The radiographer is responsible for making certain that any radiographic equipment used during a sterile procedure is clean and dust-free before use.


Overhead units must be cleaned with a disinfectant solution, and portable radiographic machines and image receptors to be used must be cleaned with a disinfectant solution.

  • Sterile technique must be maintained for all items and persons involved in the invasive procedure.
  • If possible, place image receptors and take scout films before draping the patient for the procedure.
  • If the image receptors must be placed after the procedure is begun, the radiographer may pass the image receptor to the scrub nurse who receives the image receptor in a sterile plastic bag and places it at the radiographer's direction.
  • If the radiographer places the image receptor himself, the surgical team must make room for him. He may place the image receptor by raising the sterile drapes touching only the inside of the drape, or the circulating nurse may lift the drapes and assist in placing the cassette into the image receptor holder

If multiple images are to be taken, all personnel who are not scrubbed must leave the OR if at all possible. The scrubbed members of the team must wear protective radiation apparel. They may also step behind protective lead-lined screens.

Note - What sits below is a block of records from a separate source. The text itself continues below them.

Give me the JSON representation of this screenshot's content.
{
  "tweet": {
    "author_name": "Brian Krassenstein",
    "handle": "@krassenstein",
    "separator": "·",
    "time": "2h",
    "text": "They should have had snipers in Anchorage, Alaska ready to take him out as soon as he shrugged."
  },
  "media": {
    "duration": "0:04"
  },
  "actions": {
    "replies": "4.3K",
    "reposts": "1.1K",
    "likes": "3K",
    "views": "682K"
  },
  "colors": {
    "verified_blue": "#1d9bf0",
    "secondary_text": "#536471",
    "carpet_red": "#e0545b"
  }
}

  • When hands are directly exposed to radiation, leaded sterile gloves as well as all other protective equipment must be worn.
  • Pregnant female personnel should not be present in the OR when radiographic imaging is in progress.
  • The radiographer must wear his radiation detection badge on the outside of the lead apron and under the sterile gown during imaging procedures. The badge must be checked at prescribed intervals.
  • During imaging, all unnecessary instruments must be removed from the operative field and a sterile drape must be placed over the open incision

Skin Preparation for Sterile Procedures

  • Skin prep – the purpose of a skin prep is to remove as many microorganisms as possible by mechanical and chemical means to reduce the potential of infection.
  • There are two aspects to skin preparation for a sterile procedure:
    • Mechanical
    • Chemical

Chemical Method of Skin Preparation

  • The area to be penetrated should be cleaned with an antiseptic solution.
  • Once you start to clean the area of interest, do this in a circular motion beginning in the center and working outward.
  • Do not cross anything over the area that has been prepped.
  • Sterile technique is maintained during the skin prep for sterile procedures!

Draping for Sterile Procedure

  • After the skin has been prepared, place sterile drapes around the area of interest.
    • Must be handled as little as possible
    • They must not be flipped or fanned
  • Disposable sterile cloth towel are mainly used, however, a fenestrated drape may be used.
    • Place them so that they are within the limits of the area prepared
    • They are folded so that they overlap and the folds face the operative site.

Removing and Reapplying Dressings

  • You must not remove or reapply dressing without a physicians order.
  • All dressings must be treated as if they are contaminated, because drainage from wounds may harbor pathogenic microorganisms.